CHAPTER 18. THE INVISIBLE MAN SLEEPS (continued)

He laughed, and put his hand to the locked door. "Barred out of my own bedroom, by a flagrant absurdity!" he said.

He walked to the head of the staircase, turned, and stared at the locked doors. "It's fact," he said. He put his fingers to his slightly bruised neck. "Undeniable fact!

"But--"

He shook his head hopelessly, turned, and went downstairs.

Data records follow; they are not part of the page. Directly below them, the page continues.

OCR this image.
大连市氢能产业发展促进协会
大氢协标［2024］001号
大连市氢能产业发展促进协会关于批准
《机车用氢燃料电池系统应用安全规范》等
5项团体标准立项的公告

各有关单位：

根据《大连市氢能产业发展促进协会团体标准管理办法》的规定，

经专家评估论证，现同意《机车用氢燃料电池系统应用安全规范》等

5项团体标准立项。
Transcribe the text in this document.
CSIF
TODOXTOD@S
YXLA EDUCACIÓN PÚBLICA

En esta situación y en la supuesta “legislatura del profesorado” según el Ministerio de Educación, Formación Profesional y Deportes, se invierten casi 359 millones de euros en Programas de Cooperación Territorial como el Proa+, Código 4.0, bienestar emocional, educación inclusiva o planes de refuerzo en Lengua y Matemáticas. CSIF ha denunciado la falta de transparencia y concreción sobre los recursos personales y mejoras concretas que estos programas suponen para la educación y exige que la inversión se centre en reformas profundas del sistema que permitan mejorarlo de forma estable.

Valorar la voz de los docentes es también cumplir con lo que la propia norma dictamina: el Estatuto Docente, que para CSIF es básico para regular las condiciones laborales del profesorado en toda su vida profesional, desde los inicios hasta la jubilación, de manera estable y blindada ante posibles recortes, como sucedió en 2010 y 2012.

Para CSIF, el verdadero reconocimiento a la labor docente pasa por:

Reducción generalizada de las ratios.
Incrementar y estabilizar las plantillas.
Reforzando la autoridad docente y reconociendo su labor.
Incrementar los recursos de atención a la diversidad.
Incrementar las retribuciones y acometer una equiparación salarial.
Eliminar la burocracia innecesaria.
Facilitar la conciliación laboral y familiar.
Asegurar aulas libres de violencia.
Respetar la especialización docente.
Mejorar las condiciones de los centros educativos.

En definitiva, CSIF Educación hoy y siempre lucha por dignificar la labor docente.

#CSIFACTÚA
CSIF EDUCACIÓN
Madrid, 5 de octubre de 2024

He lit the dining-room lamp, got out a cigar, and began pacing the room, ejaculating. Now and then he would argue with himself.

"Invisible!" he said.

"Is there such a thing as an invisible animal? ... In the sea, yes. Thousands--millions. All the larvae, all the little nauplii and tornarias, all the microscopic things, the jelly-fish. In the sea there are more things invisible than visible! I never thought of that before. And in the ponds too! All those little pond-life things--specks of colourless translucent jelly! But in air? No!

"It can't be.

"But after all--why not?

"If a man was made of glass he would still be visible."

His meditation became profound. The bulk of three cigars had passed into the invisible or diffused as a white ash over the carpet before he spoke again. Then it was merely an exclamation. He turned aside, walked out of the room, and went into his little consulting-room and lit the gas there. It was a little room, because Dr. Kemp did not live by practice, and in it were the day's newspapers. The morning's paper lay carelessly opened and thrown aside. He caught it up, turned it over, and read the account of a "Strange Story from Iping" that the mariner at Port Stowe had spelt over so painfully to Mr. Marvel. Kemp read it swiftly.

"Wrapped up!" said Kemp. "Disguised! Hiding it! 'No one seems to have been aware of his misfortune.' What the devil is his game?"